While Amazon’s Fire OS 5 garnered generally positive reviews and was praised for its refreshing new look and extra features, it now seems that Amazon also removed device encryption support. Amazon contend that it has maintained security features between Amazon’s cloud service, and also device communication, but that will come as scant consolation for anyone concerned about the protection of their own personal and private data stored on Fire devices themselves.
Amazon have responded to recent criticism with the following statement:
“In the fall when we released Fire OS 5, we removed some enterprise features that we found customers weren’t using. All Fire tablets’ communication with Amazon’s cloud meet our high standards for privacy and security including appropriate use of encryption.”
Users do not, unfortunately, have many options available to them if they want to keep their Fire devices encrypted. They can if they want, not update to Fire OS 5 and retain device encryption, something that will not help anyone who has already upgraded. But this then leaves them vulnerable as they will not receive security updates. Another option is to, well, just upgrade, and hope that nothing bad happens. And of course, users could just stop using Fire devices. I appreciate this last option won’t help anyone who actually has a Fire machine.
Amazon’s move seems to have gone against the current grain considering that almost all of its competitors are moving in the other direction and are making encryption on their devices as standard, and available as default.

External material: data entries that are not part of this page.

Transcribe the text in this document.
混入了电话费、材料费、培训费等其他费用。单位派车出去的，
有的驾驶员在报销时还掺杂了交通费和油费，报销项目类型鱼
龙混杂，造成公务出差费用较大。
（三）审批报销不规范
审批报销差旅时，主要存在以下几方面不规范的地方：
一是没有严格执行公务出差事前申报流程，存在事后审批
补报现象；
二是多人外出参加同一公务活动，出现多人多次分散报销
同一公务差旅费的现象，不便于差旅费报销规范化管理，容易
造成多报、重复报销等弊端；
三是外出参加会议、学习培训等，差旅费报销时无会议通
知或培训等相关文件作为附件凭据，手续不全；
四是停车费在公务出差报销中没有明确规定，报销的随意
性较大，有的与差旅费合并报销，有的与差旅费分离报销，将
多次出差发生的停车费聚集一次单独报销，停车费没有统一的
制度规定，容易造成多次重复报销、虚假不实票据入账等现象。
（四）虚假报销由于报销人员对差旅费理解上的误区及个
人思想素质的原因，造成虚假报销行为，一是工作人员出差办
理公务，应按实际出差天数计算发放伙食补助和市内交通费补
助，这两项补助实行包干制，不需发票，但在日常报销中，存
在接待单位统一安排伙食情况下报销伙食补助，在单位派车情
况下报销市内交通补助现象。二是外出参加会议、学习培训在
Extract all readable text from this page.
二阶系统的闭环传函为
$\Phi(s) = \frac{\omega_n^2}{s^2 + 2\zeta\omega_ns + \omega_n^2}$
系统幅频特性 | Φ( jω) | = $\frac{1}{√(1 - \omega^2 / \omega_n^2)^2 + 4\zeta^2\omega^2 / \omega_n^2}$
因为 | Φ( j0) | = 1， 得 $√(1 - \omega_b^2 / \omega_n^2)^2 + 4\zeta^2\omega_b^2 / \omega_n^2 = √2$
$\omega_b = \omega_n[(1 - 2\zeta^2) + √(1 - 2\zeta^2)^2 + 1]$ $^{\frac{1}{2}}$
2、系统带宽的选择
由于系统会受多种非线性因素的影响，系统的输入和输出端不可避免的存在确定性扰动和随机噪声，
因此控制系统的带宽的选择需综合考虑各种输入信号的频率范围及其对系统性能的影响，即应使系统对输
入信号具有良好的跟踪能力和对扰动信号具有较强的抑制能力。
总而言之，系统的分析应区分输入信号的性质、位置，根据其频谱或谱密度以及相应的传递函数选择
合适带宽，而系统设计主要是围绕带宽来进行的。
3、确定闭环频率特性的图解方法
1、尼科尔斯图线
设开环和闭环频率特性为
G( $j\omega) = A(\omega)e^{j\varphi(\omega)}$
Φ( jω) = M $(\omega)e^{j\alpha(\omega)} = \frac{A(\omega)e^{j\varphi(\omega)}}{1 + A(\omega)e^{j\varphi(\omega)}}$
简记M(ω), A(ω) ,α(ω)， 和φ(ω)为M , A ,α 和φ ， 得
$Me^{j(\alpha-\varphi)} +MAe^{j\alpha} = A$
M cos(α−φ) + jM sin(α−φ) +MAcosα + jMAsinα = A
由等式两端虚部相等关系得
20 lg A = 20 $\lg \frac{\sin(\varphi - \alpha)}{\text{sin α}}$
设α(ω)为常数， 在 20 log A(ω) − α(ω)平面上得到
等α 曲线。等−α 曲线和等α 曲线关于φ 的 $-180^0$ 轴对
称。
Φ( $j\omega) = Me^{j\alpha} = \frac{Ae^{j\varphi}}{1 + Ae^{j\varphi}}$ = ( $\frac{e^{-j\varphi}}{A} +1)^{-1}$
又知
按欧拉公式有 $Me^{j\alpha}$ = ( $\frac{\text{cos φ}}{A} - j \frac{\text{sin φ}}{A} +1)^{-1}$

However, drawing a connection with Fire OS 5, and the current Apple and FBI iPhone legal battle, as several other websites have, would be wide of the mark, as Amazon released the OS a good few months before Apple fell foul of the FBI.
Amazon’s decision to remove encryption protocols may however seem somewhat ironic given that Amazon has answered Apple’s call to arms against government intrusion, though unlike Google, and Microsoft, has itself failed to file an amicus brief in support of the iPhone maker.